Terorisme dan moderasi keberagamaan 

Penegakan hukum bercorak militeristik yang cenderung mengeksploitasi kekerasan ini telah menjadi semacam standar prosedur operasional.

Nurrochman

Pascabom bunuh diri di Polrestabes Medan, aparat keamanan gencar memburu jaringan teroris. Sedikitnya 18 orang ditangkap.

Satu terduga perakit bom ditembak mati, dan ada dua terduga lainnya ditembak kakinya. Adalah hal yang lazim ketika peristiwa teror terjadi, aparat begitu sigap menangkap pelaku berikut jaringannya. Penegakan hukum bercorak militeristik yang cenderung mengeksploitasi kekerasan ini telah menjadi semacam standar prosedur operasional. Hal ini tentu tidak sepenuhnya salah mengingat terorisme adalah kejahatan kemanusiaan yang wajib diberantas. 

Namun, penegakan hukum melalui cara-cara kekerasan harus diakui tidak mampu menyelesaikan akar persoalan terorisme. Penegakan hukum dengan kekerasan hanya menyelesaikan persoalan terorisme di level permukaan dan dalam jangka pendek. Asumsi ini didasari fakta bahwa meski aparat keamanan gencar memburu pelaku teror, jaringan terorisme tetap tumbuh subur. Bahkan, tidak sedikit mantan narapidana terorisme kembali bergabung dengan jaringan teroris. 

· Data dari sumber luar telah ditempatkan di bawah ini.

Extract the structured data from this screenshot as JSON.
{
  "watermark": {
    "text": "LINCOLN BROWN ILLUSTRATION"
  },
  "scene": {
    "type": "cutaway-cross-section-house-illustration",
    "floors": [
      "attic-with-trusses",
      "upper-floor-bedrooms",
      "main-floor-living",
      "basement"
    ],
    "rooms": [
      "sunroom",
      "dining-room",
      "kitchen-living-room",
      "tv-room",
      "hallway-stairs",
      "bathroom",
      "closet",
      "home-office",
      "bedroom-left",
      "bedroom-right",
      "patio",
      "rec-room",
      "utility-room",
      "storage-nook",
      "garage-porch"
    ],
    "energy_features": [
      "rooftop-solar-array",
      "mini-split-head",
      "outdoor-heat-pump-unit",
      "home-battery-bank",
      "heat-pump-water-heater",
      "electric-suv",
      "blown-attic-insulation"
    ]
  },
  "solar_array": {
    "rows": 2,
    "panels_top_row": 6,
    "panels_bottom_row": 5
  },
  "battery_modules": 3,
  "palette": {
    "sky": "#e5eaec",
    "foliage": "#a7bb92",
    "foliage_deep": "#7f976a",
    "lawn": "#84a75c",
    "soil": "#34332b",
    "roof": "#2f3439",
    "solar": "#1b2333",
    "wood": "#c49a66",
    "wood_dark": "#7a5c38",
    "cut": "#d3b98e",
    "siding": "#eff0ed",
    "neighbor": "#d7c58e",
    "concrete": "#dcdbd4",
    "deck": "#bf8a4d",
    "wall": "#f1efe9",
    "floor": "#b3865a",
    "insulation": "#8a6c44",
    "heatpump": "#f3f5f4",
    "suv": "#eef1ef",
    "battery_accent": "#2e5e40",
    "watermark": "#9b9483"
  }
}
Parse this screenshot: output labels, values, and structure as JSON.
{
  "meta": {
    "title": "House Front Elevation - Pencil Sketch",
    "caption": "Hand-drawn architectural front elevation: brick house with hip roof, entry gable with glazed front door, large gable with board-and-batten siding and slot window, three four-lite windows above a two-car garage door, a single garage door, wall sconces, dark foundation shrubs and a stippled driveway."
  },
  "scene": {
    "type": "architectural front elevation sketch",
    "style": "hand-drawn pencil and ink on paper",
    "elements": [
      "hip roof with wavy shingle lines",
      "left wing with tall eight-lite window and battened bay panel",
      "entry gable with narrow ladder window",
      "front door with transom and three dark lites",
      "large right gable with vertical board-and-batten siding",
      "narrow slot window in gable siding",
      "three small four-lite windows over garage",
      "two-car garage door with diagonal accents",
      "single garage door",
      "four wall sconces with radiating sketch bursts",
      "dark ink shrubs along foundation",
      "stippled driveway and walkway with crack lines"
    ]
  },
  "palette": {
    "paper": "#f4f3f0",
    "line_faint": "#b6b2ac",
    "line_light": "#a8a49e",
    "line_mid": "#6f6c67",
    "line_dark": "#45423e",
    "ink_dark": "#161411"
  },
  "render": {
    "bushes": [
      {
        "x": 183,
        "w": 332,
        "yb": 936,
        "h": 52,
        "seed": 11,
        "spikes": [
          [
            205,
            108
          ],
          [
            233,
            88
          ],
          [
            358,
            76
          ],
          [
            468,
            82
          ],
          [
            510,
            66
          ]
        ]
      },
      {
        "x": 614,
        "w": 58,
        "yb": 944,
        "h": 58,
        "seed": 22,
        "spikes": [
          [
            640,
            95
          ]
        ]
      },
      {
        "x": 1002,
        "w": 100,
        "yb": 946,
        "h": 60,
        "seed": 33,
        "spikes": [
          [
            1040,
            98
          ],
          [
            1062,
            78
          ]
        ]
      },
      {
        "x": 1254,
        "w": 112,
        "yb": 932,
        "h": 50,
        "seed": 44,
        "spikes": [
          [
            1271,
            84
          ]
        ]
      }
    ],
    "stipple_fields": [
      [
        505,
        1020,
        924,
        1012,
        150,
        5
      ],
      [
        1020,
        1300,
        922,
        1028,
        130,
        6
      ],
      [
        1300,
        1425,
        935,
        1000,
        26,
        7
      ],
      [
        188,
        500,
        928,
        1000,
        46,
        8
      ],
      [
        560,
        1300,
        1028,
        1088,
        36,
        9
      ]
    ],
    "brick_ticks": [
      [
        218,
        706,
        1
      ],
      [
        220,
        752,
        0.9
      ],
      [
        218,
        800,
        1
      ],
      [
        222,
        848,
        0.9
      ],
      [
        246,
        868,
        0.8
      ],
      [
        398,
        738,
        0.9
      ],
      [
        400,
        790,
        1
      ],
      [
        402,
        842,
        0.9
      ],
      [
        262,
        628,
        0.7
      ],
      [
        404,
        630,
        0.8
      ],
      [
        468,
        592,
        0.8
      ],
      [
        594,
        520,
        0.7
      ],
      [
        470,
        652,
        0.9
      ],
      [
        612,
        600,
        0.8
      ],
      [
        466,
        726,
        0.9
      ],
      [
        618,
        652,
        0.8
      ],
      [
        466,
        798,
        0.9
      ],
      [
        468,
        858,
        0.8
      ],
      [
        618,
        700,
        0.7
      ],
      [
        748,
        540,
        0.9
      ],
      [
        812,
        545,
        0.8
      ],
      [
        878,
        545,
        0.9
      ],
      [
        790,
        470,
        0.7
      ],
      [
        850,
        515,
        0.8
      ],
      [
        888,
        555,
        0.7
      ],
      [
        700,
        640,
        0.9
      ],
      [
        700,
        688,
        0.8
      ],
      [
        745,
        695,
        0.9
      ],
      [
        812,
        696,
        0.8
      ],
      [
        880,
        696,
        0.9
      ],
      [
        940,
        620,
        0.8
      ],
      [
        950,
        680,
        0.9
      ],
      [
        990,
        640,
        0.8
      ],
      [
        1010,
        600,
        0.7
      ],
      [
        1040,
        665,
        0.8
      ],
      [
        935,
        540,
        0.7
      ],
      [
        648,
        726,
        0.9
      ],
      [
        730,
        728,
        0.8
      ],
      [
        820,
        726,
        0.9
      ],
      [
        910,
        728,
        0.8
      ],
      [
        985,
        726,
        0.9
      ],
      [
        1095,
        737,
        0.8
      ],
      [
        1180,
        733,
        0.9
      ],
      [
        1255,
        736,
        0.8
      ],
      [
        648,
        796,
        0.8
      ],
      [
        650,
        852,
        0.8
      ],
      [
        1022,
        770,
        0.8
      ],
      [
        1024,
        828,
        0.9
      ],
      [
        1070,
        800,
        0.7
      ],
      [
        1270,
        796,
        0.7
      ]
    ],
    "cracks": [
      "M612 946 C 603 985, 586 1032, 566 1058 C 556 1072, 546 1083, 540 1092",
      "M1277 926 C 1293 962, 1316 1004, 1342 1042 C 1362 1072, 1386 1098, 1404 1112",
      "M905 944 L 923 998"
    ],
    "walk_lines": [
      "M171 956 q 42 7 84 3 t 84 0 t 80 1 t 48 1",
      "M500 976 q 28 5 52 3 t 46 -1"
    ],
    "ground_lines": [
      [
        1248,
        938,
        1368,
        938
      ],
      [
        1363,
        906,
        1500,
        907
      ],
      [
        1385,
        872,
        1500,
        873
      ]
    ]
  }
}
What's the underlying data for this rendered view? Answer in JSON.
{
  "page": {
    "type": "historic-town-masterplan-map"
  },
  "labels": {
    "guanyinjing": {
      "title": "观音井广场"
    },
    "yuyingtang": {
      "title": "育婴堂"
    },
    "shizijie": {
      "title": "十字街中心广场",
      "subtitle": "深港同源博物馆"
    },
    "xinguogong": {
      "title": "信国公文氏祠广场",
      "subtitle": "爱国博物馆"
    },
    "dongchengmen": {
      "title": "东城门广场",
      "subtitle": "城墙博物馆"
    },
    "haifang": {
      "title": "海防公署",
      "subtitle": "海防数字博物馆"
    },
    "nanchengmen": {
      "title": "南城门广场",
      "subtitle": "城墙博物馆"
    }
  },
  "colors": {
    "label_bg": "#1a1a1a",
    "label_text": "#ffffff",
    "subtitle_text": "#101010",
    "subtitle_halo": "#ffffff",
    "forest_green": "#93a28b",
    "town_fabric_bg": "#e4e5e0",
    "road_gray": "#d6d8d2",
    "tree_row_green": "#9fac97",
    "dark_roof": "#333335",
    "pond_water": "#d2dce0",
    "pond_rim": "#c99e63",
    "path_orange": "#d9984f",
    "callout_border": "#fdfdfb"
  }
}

Pada titik tertentu, harus diakui bahwa penegakan hukum dengan jalan kekerasan justru potensial menyuburkan jaringan terorisme. Aksi teror yang direspons dengan kekerasan aparat keamanan akan melahirkan dendam. Kondisi inilah yang melahirkan spiral kekerasan yang sukar diputus. 

Terorisme adalah kejahatan luar biasa (extra-ordinary crime) yang memiliki karakter, motif dan latar belakang yang berbeda dengan kejahatan biasa pada umumnya. Louise Richardson dalam bukunya The Roots of Terrorism menyebut bahwa terorisme berakar dari persoalan politik, sosial dan agama.